Our home on the auction block

Last night Larry and I watched the documentary, In Debt We Trust, which was released in 2006. It's probably been in my Netflix cue since its release date, but I'm a little behind. Anyway, the flick is now a bit dated.
Watching it, I was struck by the accuracy of the predictions it made about the (then) looming burst of the real estate bubble and the rash of foreclosures to follow. People knew (at least some people knew and they were shouting it from the rooftops) that the trends in finance so widespread at the time could only lead to disaster. They were unsustainable.
Their voices called for a return to sanity.

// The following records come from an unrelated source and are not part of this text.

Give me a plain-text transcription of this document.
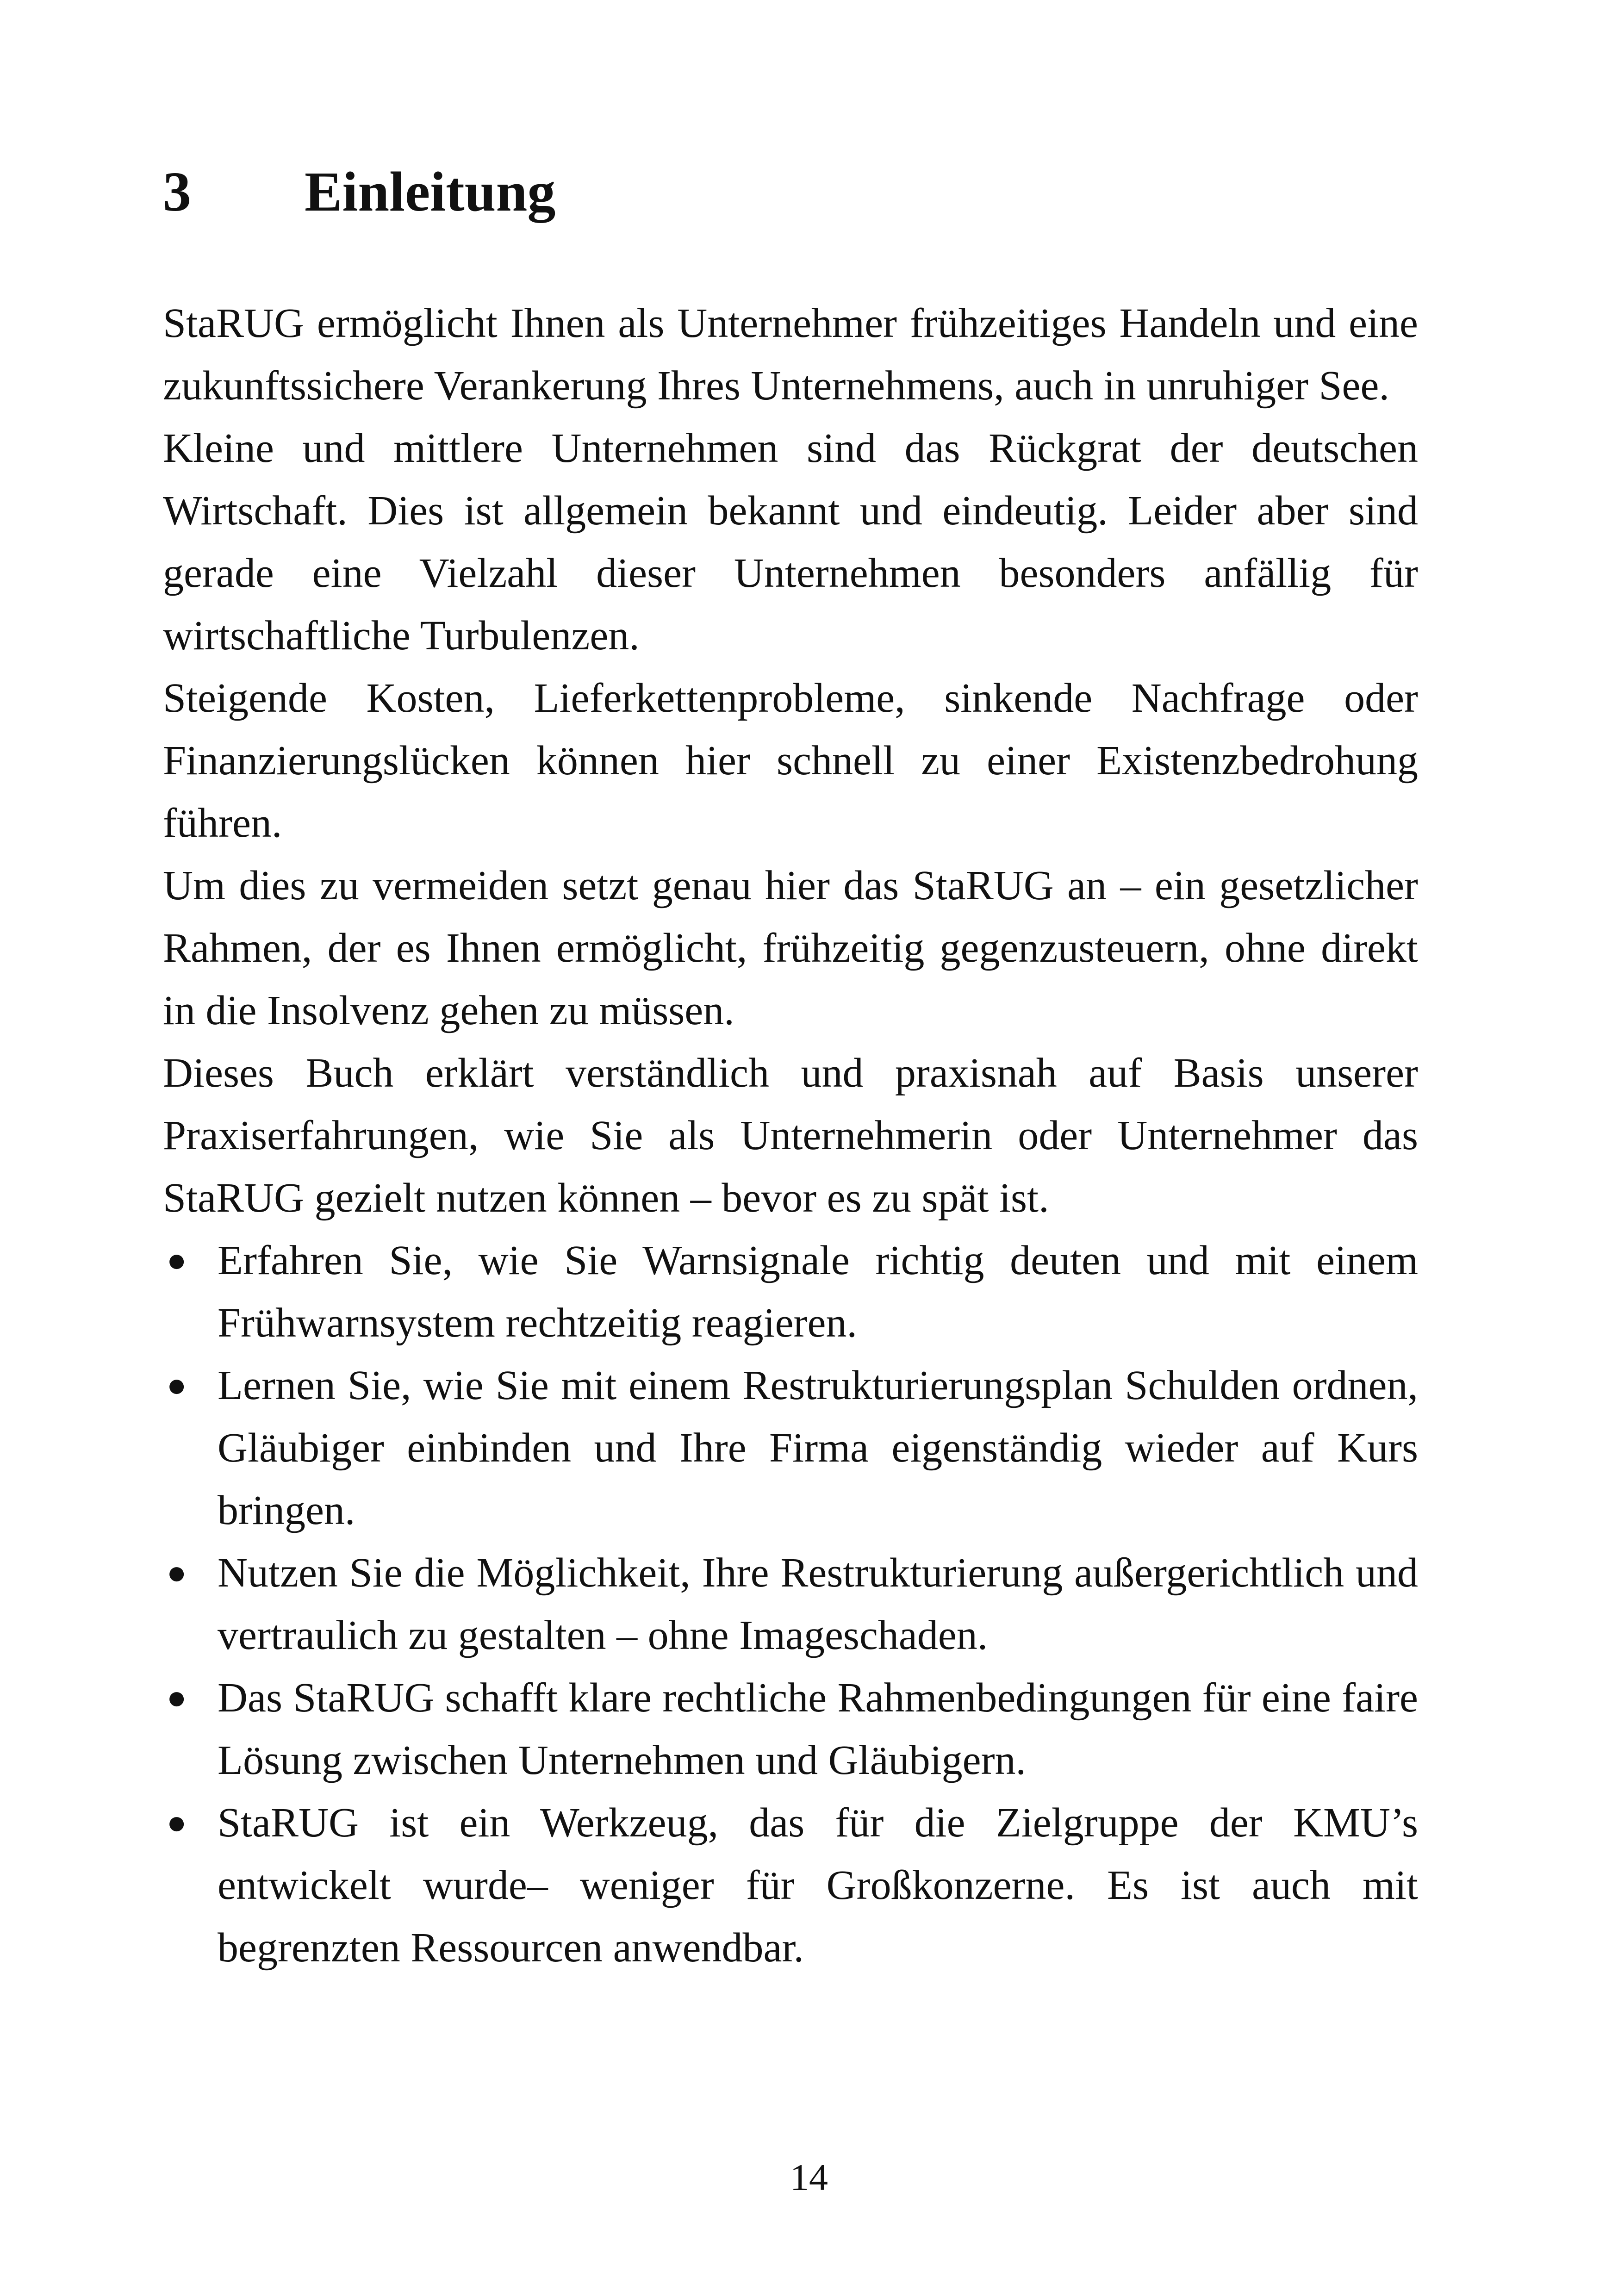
3 Einleitung

StaRUG ermöglicht Ihnen als Unternehmer frühzeitiges Handeln und eine zukunftssichere Verankerung Ihres Unternehmens, auch in unruhiger See.

Kleine und mittlere Unternehmen sind das Rückgrat der deutschen Wirtschaft. Dies ist allgemein bekannt und eindeutig. Leider aber sind gerade eine Vielzahl dieser Unternehmen besonders anfällig für wirtschaftliche Turbulenzen.

Steigende Kosten, Lieferkettenprobleme, sinkende Nachfrage oder Finanzierungslücken können hier schnell zu einer Existenzbedrohung führen.

Um dies zu vermeiden setzt genau hier das StaRUG an – ein gesetzlicher Rahmen, der es Ihnen ermöglicht, frühzeitig gegenzusteuern, ohne direkt in die Insolvenz gehen zu müssen.

Dieses Buch erklärt verständlich und praxisnah auf Basis unserer Praxiserfahrungen, wie Sie als Unternehmerin oder Unternehmer das StaRUG gezielt nutzen können – bevor es zu spät ist.

● Erfahren Sie, wie Sie Warnsignale richtig deuten und mit einem Frühwarnsystem rechtzeitig reagieren.
● Lernen Sie, wie Sie mit einem Restrukturierungsplan Schulden ordnen, Gläubiger einbinden und Ihre Firma eigenständig wieder auf Kurs bringen.
● Nutzen Sie die Möglichkeit, Ihre Restrukturierung außergerichtlich und vertraulich zu gestalten – ohne Imageschaden.
● Das StaRUG schafft klare rechtliche Rahmenbedingungen für eine faire Lösung zwischen Unternehmen und Gläubigern.
● StaRUG ist ein Werkzeug, das für die Zielgruppe der KMU’s entwickelt wurde– weniger für Großkonzerne. Es ist auch mit begrenzten Ressourcen anwendbar.
14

They verbalized such radical ideas as living within your means (to consumers) and loaning money only to people who could reasonably be expected to pay it back (to banks and mortgage companies). Smart banks and smart consumers heeded such prophecies and they're still solvent as a result. A lot of others ignored the warnings and wound up losing their big new shiny houses on the auction block.
We're in the same spot with the environment today. We've got a bubble of garbage primarily composed of plastic and twice the size of Texas swirling around in the Pacific. Smart people are shouting the warning from the rooftops. They're telling us that the way we're trashing our planet and squandering our resources has got to stop.
It's just not sustainable.



Julie, this is a great video. Thanks for sharing it. I've been trying to get friends and organizations serving coffee to use paper (Dollar Store has 'em) instead of the persistent styrofoam. I've read of the Pacific Gyre and the levels of plastic waste that gather in the marinas in Hawaii. We gotta do better!